Coupled with the overestimation of market size was a rapid overcrowding of the dotcom space without any anticipation of competitor moves. This sort of herd mentality led to a bizarre situation where within three months, the number of women's portals went from zero to fourteen, none of which had a viable revenue model. At least one CEO of a woman's portal has told me that had he known, prior to launch, that competition would intensify so rapidly, he would have shelved his project.

This herd mentality among entrepreneurs was fuelled by competition among VCs to fund dotcoms. There was far too much money and too few good investment opportunities. Purely to get market share, many VCs made sub optimal investments. For a while it looked as if VC grew on trees. Valuations were unreal but the VCs didn't mind, as long as there was someone ready to give an even higher valuation in the next round of funding. It was like a high-stakes game of passing the parcel where as long as the music was playing, nobody got hurt. But then valuations could not stay divorced from intrinsic value for very long and the music stopped, very suddenly.

A problem that industry pundits did not recognise as one, till it was too late was the use of proxies as evidence of success. Hits, page views and visitors were parameters used to value businesses.
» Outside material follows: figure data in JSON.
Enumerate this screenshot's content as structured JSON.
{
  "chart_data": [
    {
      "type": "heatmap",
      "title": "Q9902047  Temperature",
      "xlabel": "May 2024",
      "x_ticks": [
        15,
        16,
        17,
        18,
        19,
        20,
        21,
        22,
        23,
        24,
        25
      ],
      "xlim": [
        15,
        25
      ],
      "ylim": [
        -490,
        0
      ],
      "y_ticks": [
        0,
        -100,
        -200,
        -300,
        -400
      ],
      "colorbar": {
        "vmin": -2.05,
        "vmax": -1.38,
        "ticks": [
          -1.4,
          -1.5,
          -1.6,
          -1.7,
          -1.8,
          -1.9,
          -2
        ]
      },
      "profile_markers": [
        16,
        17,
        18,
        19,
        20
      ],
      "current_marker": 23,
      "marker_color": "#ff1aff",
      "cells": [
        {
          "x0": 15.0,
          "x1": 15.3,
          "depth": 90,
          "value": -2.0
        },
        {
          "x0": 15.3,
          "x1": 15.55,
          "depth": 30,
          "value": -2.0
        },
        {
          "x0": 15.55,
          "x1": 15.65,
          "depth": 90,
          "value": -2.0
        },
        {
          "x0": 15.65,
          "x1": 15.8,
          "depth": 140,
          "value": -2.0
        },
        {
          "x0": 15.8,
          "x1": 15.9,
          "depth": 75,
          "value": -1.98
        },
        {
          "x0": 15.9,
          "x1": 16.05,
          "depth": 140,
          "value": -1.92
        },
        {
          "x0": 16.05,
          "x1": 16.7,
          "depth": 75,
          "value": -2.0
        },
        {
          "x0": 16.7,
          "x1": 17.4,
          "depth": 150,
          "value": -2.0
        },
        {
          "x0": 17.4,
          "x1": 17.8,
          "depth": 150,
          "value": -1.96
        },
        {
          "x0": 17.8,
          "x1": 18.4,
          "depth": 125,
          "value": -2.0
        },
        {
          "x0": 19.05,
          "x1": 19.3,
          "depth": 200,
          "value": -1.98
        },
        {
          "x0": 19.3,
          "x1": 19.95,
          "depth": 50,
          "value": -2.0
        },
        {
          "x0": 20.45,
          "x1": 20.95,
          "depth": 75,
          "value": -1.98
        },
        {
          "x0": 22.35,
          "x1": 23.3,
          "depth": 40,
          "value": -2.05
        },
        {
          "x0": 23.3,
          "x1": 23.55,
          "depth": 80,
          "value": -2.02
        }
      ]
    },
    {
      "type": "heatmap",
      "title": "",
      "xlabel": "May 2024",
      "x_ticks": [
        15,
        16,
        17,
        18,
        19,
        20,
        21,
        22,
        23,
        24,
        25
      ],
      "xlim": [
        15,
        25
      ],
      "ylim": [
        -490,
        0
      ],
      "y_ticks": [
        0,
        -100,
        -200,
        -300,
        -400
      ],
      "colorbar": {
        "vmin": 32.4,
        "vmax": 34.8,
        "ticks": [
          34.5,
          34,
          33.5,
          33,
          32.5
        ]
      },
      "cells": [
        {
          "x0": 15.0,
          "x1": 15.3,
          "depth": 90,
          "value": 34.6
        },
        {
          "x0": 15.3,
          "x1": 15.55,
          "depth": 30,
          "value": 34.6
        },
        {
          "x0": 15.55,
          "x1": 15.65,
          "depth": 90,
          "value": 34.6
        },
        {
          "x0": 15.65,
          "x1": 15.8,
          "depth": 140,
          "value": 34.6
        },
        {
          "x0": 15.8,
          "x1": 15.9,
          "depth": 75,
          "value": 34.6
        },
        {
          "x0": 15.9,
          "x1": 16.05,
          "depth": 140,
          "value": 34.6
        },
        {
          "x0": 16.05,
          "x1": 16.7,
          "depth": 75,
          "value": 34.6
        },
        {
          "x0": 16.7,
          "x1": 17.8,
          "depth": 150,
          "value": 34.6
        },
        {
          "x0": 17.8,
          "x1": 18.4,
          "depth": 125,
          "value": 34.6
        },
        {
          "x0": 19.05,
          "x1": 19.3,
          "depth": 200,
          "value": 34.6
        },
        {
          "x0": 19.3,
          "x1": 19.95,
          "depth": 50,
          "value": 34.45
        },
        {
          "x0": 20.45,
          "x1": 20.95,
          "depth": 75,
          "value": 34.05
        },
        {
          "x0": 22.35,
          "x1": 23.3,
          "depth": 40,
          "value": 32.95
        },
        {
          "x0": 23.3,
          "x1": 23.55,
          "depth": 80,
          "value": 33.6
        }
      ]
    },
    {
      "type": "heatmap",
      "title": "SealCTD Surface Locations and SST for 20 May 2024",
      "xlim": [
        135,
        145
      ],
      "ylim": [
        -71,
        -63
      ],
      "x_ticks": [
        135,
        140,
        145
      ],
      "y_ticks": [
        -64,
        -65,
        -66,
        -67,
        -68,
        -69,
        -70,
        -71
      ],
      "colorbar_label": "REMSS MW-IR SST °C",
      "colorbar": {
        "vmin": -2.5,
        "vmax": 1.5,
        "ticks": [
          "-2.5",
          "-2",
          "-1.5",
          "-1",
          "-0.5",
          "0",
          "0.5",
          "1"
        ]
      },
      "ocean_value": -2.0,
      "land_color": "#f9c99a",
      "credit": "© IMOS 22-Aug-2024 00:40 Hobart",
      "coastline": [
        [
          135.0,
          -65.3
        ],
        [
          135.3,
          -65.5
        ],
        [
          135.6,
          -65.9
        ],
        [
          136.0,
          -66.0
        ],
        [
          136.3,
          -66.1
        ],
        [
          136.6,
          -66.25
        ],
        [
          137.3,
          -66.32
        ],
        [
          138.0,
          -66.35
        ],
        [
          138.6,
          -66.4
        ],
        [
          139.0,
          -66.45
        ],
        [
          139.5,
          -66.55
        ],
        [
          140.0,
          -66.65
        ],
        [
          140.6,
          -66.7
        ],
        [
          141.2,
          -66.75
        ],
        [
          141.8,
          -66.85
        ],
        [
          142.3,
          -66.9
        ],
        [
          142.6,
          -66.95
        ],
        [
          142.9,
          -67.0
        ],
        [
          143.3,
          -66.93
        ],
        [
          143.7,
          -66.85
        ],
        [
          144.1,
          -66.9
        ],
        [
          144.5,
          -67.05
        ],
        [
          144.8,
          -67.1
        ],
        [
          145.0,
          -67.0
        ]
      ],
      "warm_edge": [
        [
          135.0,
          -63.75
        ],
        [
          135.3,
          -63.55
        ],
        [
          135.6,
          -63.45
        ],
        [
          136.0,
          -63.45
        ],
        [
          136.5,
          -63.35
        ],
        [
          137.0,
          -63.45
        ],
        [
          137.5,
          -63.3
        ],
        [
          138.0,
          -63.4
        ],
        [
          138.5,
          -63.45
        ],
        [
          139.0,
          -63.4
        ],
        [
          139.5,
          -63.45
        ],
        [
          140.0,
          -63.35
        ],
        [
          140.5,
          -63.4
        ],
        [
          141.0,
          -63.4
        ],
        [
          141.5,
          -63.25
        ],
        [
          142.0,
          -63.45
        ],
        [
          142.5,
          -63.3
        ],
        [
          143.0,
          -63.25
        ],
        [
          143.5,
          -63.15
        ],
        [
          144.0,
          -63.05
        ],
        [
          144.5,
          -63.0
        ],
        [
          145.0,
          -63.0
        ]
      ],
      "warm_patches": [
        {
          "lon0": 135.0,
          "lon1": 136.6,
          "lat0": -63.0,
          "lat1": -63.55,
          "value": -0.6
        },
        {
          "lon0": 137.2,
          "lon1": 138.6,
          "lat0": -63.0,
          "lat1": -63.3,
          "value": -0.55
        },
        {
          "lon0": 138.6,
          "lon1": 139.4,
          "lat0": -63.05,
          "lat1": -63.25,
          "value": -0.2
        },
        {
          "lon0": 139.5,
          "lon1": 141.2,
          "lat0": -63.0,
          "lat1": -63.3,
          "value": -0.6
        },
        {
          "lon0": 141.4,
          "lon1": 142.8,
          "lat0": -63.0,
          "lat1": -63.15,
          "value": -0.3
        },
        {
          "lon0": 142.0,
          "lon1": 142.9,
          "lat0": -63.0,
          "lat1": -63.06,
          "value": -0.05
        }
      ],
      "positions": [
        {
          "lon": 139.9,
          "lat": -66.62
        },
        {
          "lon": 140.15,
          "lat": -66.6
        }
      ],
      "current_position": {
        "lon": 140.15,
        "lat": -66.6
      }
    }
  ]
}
Whereas conventional logic would suggest that the real health of a business should be measured by revenues, costs and profits. Beyond a point, dotcoms and their cheerleaders were unable to sustain the myth of the validity of such proxies.

Another myth which was perpetuated was that if you spent a lot of money on advertising, you built up brand equity and barriers to entry, which in turn built up your valuation. The net result was that many dotcoms that got funding, spent recklessly on advertising without sufficient scrutiny of how this spending was going to build the business. But that's easy to do with a clear conscience if you are spending someone else's money.

Even companies which had funding, which had built a good site and had in theory at least a viable revenue model, discovered that it takes time to get people to change habits. E-commerce sites quickly discovered that getting visibility and traffic is only part of the story. The reluctance of customers to order on the net without touching and feeling the product limits the potential of e-commerce in this country, at least in the near term.

Yet, there is a silver lining even in this cloud. The dotcoms that survive the shakeout and do not lose sight of their fundamental business objectives, will emerge stronger and thrive. To do that, they will have to understand a few ground realities: They are not running a dotcom but a web-enabled business. The Net is not a business but a channel of communication. That they need to build a business first and build the dotcom around it, and not the other way around. That they need to chase the right metrics - customer satisfaction, revenue and profits are in and page views are out.

That overheads should chase turnover and not the other way around. That a brand is not built by advertising but by customer experience. And that they cannot spend money that they cannot hope to earn.

The dotcom is dead. Long live the dotcom.